What Law Firms Do Different: The Case-Based KYC Model

Why are law firms so weird? Or at least when it comes to KYC...
Admittedly, the first time I spent time with compliance people from a law firm, I walked out frustrated. It was as if they had not understood anything related to basic AML and KYC processes and procedures.
After my second meeting, I realized that I was the one who did not understand.
Even more importantly, there are things that everyone can learn from this - especially if they work in a fund or asset manager.
The big difference between Know Your Customer (KYC) performed in, e.g., a bank and a law firm, is the customer/client perspective versus the case perspective. In a law firm, it's all about the case.
Here are a few examples of how to think if you perform KYC in a law firm:
➡️ In a law firm, you don't have a client if the client doesn't have any active cases. The case (e.g., a lawyer advising the client) is the product, and when there is no case, there is no product. Compare this to a bank customer who continuously has live products such as accounts and investments.
➡️ This means clients can be “on pause” until the next case starts. Once a case starts, you must check if you have KYC on the client. If it is a repeat client (very likely), you just need to check if it's up to date and mark the client “AML OK”. If it's been a while, you may need to reach out to the client and get updated information.

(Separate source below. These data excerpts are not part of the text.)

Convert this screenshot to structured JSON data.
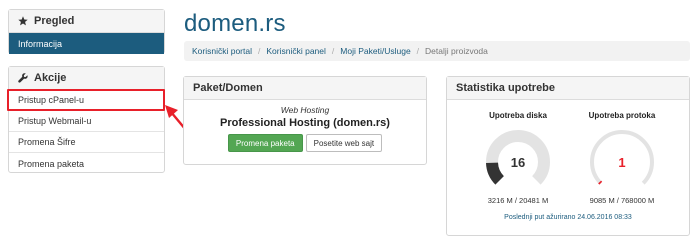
{
  "sidebar": {
    "overview": {
      "title": "Pregled",
      "items": [
        {
          "label": "Informacija"
        }
      ]
    },
    "actions": {
      "title": "Akcije",
      "items": [
        {
          "label": "Pristup cPanel-u"
        },
        {
          "label": "Pristup Webmail-u"
        },
        {
          "label": "Promena Šifre"
        },
        {
          "label": "Promena paketa"
        }
      ]
    }
  },
  "page": {
    "title": "domen.rs"
  },
  "breadcrumb": {
    "items": [
      "Korisnički portal",
      "Korisnički panel",
      "Moji Paketi/Usluge"
    ],
    "current": "Detalji proizvoda"
  },
  "package_panel": {
    "title": "Paket/Domen",
    "type": "Web Hosting",
    "name": "Professional Hosting (domen.rs)",
    "change_button": "Promena paketa",
    "visit_button": "Posetite web sajt"
  },
  "stats_panel": {
    "title": "Statistika upotrebe",
    "disk": {
      "label": "Upotreba diska",
      "value": "16",
      "usage": "3216 M / 20481 M",
      "fraction": 0.16
    },
    "bandwidth": {
      "label": "Upotreba protoka",
      "value": "1",
      "usage": "9085 M / 768000 M",
      "fraction": 0.012
    },
    "updated": "Poslednji put ažurirano 24.06.2016 08:33"
  },
  "colors": {
    "brand": "#1c5c7e",
    "button_green": "#53a653",
    "highlight": "#e8202a",
    "gauge_track": "#e3e3e3",
    "gauge_disk": "#333333",
    "gauge_bandwidth": "#e8202a"
  }
}
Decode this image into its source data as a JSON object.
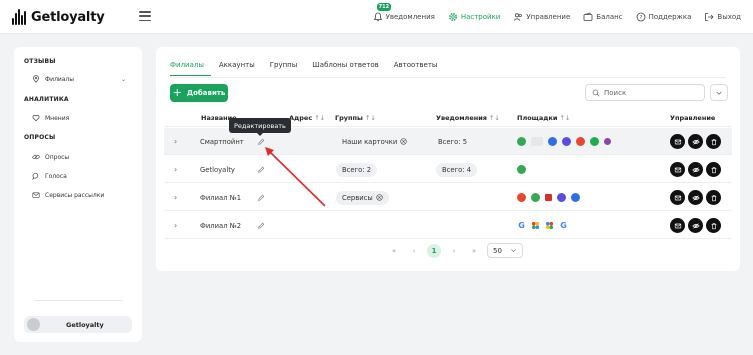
{
  "app": {
    "logo_text": "Getloyalty"
  },
  "topnav": {
    "notifications": {
      "label": "Уведомления",
      "badge": "712"
    },
    "settings": {
      "label": "Настройки"
    },
    "management": {
      "label": "Управление"
    },
    "balance": {
      "label": "Баланс"
    },
    "support": {
      "label": "Поддержка"
    },
    "logout": {
      "label": "Выход"
    }
  },
  "sidebar": {
    "sections": [
      {
        "title": "ОТЗЫВЫ"
      },
      {
        "title": "АНАЛИТИКА"
      },
      {
        "title": "ОПРОСЫ"
      }
    ],
    "items": [
      {
        "label": "Филиалы"
      },
      {
        "label": "Мнения"
      },
      {
        "label": "Опросы"
      },
      {
        "label": "Голоса"
      },
      {
        "label": "Сервисы рассылки"
      }
    ],
    "user": {
      "name": "Getloyalty"
    }
  },
  "tabs": [
    {
      "label": "Филиалы"
    },
    {
      "label": "Аккаунты"
    },
    {
      "label": "Группы"
    },
    {
      "label": "Шаблоны ответов"
    },
    {
      "label": "Автоответы"
    }
  ],
  "toolbar": {
    "add_label": "Добавить",
    "search_placeholder": "Поиск"
  },
  "table": {
    "headers": {
      "name": "Название",
      "address": "Адрес",
      "groups": "Группы",
      "notifications": "Уведомления",
      "platforms": "Площадки",
      "actions": "Управление"
    },
    "sort_glyph": "↑↓",
    "rows": [
      {
        "name": "Смартпойнт",
        "group": "Наши карточки",
        "notifications": "Всего: 5"
      },
      {
        "name": "Getloyalty",
        "group": "Всего: 2",
        "notifications": "Всего: 4"
      },
      {
        "name": "Филиал №1",
        "group": "Сервисы",
        "notifications": ""
      },
      {
        "name": "Филиал №2",
        "group": "",
        "notifications": ""
      }
    ]
  },
  "tooltip": {
    "text": "Редактировать"
  },
  "pagination": {
    "first": "«",
    "prev": "‹",
    "current": "1",
    "next": "›",
    "last": "»",
    "per_page": "50"
  },
  "colors": {
    "accent": "#1aa35c",
    "dark": "#111111",
    "arrow": "#e02b2b"
  }
}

Sanctions, PEP, and adverse media screening must be updated in case you don't have monitoring on.
➡️ A case can consist of several clients, opposing counterparties in the case, banks, other law firms, etc. Thereby, the case becomes a “project” where you must secure that each party, including their related parties (UBOs, directors, etc.), have proper KYC and screening status. Some parties need full KYC, others you can't get KYC on (e.g., the opposing counterparty), but you must ensure their sanctions status is ok.
➡️ The risk scoring will blow your mind. Each client will have a risk score, but it's connected to the last case. The risk scoring of the case is critical, as this drives the KYC you need to perform on each client. Therefore, the case most often impacts the client's risk score rather than vice versa. However, a PEP status in a client or related party can reverse impact the risk score of the case.
➡️ Time-stamped documentation of the KYC, the screening status, the risk level, and the overall comments of the clients and the case must be in place during multiple time points of the case. You need to know and document what you had available when starting the case, but also be able to take new “snapshots” of the files if the case changes.
To support this, you need some pretty advanced technology.
Funds and asset managers could learn a lot, as they have the same problem when they work with investment projects, where you have investors, co-investors, banks, the target company or asset, subcontractors, etc.